A12Studios / semantle-es

Source code for "Semantle en español"
http://semantle-es.cgk.cl
GNU General Public License v3.0
3 stars 0 forks source link

gx: implement "real word" list #12

Open cgallegu opened 2 years ago

cgallegu commented 2 years ago

Top1000 words in the word2vec dataset likely includes a lot of garbage. Semantle-en implements a "real word" list to filter them out. I left that out when generating the db because 1) I didn't have a file at hand 2) didn't understand how it would affect the game experience.

Thanks to @novalis for explaining how not having the file affects the game.

This could make #5 be less pressing.

cgallegu commented 2 years ago

Rae.es has a corpus: http://corpus.rae.es/frec/CREA_total.zip

Check license.

cgallegu commented 2 years ago

Citation format;

http://corpus.rae.es/citar.htm

Looks like citation is good enough.

cgallegu commented 2 years ago

Inspect, saw some one letter consonants in the list.

matiasg commented 2 years ago

this is the first time I play the spanish version. The word was "total" and in position 998/1000 there is "bancroft" which is not a spanish word. Other non spanish words: "shinecock" (989), "waco" (979). Also, the top 20 words have little resemblance to "total". It seems an issue with the dataset; I didn't want to open a new issue because this one seems appropriate.

cgallegu commented 2 years ago

this is the first time I play the spanish version.
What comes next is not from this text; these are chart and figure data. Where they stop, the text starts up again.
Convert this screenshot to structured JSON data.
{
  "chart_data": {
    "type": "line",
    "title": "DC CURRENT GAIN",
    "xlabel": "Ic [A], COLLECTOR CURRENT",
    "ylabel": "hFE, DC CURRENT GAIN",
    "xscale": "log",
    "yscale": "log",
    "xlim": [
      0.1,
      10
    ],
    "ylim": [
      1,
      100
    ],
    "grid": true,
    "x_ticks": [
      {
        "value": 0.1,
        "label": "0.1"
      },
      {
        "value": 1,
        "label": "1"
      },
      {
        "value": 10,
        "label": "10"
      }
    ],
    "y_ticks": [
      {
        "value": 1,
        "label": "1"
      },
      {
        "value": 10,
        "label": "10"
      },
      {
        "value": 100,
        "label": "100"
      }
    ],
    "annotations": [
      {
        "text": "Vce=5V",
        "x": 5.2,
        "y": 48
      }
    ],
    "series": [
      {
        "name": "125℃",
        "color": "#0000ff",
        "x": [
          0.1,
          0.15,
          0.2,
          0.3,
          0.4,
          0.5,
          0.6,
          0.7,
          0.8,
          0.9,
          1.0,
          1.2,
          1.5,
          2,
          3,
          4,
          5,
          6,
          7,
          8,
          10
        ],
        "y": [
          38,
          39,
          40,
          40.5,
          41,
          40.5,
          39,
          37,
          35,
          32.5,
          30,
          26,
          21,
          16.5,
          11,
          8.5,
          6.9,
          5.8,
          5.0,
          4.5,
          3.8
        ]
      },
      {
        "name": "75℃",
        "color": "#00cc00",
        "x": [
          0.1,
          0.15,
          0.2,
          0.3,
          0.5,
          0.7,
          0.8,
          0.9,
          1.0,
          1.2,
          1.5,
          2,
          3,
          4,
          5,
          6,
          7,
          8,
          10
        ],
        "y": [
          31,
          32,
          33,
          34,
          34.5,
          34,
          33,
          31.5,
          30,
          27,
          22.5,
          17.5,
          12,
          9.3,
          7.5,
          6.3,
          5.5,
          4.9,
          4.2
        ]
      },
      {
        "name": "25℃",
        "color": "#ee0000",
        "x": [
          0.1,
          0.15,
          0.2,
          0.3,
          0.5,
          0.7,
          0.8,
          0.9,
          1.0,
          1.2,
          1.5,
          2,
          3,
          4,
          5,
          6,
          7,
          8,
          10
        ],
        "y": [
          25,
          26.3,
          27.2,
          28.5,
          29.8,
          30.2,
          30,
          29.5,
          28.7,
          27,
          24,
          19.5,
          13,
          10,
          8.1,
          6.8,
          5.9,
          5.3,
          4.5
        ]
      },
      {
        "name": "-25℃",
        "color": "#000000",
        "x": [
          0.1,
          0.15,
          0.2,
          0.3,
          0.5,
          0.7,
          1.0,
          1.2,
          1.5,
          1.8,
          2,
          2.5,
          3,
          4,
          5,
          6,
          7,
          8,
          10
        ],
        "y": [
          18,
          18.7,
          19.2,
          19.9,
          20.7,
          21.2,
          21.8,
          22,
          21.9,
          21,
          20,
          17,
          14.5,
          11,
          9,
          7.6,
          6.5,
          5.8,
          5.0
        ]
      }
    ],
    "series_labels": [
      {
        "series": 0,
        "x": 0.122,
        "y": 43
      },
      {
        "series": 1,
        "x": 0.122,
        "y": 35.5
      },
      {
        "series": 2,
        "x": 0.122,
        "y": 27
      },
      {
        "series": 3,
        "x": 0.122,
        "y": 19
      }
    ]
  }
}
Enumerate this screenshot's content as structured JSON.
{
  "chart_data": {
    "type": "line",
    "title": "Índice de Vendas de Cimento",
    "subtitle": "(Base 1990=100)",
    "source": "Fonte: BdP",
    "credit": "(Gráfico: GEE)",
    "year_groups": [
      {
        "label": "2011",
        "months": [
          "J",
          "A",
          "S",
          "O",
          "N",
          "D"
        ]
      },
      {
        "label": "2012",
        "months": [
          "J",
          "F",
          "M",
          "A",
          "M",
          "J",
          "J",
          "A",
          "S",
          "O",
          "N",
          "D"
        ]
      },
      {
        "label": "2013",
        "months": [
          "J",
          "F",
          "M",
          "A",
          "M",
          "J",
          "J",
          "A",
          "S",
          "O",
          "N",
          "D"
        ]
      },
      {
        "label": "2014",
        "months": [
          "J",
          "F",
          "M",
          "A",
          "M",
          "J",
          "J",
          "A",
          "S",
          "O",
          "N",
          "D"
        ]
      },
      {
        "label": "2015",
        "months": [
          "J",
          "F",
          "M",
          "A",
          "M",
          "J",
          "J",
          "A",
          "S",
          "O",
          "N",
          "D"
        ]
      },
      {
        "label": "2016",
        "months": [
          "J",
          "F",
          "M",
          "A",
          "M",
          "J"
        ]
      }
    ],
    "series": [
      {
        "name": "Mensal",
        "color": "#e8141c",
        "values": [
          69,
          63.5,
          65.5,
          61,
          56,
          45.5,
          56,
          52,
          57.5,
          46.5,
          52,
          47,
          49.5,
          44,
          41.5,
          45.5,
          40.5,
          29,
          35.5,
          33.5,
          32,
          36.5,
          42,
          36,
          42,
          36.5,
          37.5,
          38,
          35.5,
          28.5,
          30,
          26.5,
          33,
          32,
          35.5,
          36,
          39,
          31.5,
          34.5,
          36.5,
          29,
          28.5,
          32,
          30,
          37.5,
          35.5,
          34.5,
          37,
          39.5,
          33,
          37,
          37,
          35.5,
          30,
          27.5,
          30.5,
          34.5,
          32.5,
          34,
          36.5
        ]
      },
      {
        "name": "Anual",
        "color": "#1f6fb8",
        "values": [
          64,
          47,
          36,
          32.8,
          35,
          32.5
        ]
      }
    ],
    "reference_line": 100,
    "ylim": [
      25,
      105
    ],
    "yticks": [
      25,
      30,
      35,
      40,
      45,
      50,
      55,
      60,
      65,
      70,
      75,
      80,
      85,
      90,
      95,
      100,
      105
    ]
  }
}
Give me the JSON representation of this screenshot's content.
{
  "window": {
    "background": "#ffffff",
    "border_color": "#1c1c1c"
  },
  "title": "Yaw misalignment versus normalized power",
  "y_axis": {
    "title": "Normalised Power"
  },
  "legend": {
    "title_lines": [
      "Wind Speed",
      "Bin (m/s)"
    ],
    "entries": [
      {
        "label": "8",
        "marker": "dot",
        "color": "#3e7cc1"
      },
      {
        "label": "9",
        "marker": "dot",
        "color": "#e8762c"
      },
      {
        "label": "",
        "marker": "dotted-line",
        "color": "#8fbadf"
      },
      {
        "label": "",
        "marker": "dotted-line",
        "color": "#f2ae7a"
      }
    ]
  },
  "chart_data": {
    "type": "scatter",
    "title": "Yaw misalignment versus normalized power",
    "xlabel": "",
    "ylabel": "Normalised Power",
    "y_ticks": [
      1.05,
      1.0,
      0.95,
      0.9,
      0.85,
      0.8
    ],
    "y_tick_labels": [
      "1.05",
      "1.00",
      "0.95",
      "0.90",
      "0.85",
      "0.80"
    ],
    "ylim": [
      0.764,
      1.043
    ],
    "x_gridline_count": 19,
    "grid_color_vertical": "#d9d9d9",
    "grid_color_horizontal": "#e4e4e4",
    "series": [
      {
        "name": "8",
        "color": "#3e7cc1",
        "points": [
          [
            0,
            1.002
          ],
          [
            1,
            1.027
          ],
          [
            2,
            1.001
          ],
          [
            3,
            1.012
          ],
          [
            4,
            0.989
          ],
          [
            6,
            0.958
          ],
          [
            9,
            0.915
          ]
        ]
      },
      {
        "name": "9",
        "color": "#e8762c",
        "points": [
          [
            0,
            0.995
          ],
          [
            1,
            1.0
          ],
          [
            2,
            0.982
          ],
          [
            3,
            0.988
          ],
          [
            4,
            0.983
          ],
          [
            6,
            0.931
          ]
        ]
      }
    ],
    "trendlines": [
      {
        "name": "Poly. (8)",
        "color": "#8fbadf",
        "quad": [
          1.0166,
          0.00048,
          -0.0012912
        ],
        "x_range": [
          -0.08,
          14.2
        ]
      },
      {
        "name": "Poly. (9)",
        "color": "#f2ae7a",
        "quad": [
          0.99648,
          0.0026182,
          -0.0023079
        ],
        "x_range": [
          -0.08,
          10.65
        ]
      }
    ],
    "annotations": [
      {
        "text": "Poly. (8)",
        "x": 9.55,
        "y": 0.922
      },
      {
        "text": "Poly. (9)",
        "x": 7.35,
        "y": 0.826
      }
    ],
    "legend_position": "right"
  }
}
The word was "total" and in position 998/1000 there is "bancroft" which is not a spanish word. Other non spanish words: "shinecock" (989), "waco" (979). Also, the top 20 words have little resemblance to "total". It seems an issue with the dataset; I didn't want to open a new issue because this one seems appropriate.

Hi, thanks for the report! I'm hearing this same comment from several people. Issue #5 should fix this.

I'll update that issue with the current state of things. There's some progress but still some work needed to be able to roll the fix out without breaking the game for a day.